Here is the answer from Rev. Agus:
We are all in this world, but we don’t belong to the world. In all relationships, both parties will influence one another – either good or bad. This applies to our relationships with worldly people. They influence us, and likewise, we must also influence them. In fact, there is no disadvantage at all. When things are smooth-sailing, they might judge our way of living or dislike us. However, once trouble strikes, the people of the world will realize and come to find the righteous, true of heart, holy, honest and one that demonstrates love and holds onto the truth.
It reminds me of the story of Noah. What did the people around him do to him when he obeyed God and did exactly as told? They mocked him, laughed at him and called him crazy; until it started to rain.
When we are sharing the gospel to our worldly friends, they might reject us in the beginning. Do not be anxious if they reject you, instead pray to God to ask for His help and the Holy Spirit to work in their hearts to enable them to accept Christ. Definitely do not conform to the ways of worldly people in order to gain their attention and approval.
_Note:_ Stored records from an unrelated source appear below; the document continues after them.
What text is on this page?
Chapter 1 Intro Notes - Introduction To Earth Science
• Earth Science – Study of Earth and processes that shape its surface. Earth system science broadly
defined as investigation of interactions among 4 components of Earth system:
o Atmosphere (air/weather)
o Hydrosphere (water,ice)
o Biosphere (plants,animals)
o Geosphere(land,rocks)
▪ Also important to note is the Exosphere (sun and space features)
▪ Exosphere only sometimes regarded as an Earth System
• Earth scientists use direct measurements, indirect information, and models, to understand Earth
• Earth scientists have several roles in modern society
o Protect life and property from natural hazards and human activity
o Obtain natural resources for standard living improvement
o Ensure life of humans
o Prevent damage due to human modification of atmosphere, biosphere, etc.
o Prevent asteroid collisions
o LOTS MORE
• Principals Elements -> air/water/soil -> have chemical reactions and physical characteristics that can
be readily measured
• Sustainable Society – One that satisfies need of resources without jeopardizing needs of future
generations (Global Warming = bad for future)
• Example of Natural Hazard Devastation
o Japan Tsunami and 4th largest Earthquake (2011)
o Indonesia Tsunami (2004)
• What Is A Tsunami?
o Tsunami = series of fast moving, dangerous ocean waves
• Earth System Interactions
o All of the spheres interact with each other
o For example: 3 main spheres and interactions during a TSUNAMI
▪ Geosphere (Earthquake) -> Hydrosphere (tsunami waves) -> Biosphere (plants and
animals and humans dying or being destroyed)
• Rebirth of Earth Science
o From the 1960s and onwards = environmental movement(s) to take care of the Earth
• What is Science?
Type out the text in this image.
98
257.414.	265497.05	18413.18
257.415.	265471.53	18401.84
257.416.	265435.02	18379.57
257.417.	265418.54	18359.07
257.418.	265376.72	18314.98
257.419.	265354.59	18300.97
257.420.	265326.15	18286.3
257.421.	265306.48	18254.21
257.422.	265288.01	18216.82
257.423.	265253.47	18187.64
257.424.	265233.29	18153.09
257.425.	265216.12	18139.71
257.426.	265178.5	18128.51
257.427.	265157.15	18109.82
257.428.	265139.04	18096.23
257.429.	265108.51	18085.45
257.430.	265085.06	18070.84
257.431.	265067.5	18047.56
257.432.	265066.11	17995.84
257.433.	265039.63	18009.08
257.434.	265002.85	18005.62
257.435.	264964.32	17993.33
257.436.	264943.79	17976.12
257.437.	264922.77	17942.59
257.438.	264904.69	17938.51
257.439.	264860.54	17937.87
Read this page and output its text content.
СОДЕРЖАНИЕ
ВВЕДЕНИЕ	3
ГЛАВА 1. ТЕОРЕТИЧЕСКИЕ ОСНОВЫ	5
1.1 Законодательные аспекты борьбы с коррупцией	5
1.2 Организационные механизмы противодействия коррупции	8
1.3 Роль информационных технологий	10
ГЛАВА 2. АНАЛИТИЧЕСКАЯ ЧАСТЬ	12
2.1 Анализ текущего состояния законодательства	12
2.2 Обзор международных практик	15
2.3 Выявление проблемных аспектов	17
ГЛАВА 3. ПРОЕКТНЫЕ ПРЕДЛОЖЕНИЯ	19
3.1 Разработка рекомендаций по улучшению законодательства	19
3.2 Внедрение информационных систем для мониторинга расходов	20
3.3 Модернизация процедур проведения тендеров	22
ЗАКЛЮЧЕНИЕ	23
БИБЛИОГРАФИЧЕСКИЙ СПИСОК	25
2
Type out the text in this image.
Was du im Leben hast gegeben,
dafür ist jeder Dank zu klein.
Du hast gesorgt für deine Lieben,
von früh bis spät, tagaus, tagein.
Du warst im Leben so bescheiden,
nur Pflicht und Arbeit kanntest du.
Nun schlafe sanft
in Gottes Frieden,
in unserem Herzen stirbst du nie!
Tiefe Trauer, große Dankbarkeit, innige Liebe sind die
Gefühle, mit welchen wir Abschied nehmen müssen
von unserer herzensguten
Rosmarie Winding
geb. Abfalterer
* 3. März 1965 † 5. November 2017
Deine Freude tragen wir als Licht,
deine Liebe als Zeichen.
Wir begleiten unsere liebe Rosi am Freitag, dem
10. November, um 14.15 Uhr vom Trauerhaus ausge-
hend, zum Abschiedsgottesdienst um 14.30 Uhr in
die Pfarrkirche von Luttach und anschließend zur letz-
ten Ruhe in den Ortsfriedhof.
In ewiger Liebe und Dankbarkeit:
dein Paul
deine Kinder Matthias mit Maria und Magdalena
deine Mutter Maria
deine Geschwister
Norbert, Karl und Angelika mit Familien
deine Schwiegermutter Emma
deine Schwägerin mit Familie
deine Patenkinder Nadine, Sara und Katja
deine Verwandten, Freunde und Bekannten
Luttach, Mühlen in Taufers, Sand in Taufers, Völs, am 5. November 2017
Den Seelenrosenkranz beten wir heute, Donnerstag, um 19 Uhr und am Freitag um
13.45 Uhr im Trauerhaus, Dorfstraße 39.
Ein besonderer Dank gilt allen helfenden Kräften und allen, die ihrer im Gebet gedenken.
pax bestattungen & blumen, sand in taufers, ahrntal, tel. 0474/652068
“Scripture alone is absolute truth, essential truth, decisive truth, authoritative truth, undiluted truth, eternal, everlasting truth.“
– Charles Spurgeon –
Joanne Soviner (13) is one of the writers and designers for RE Generation Z. She strives to share God’s love and grace she has received and the truth she is learning with other teens. She enjoys dancing, bullet journalling, and learning new languages.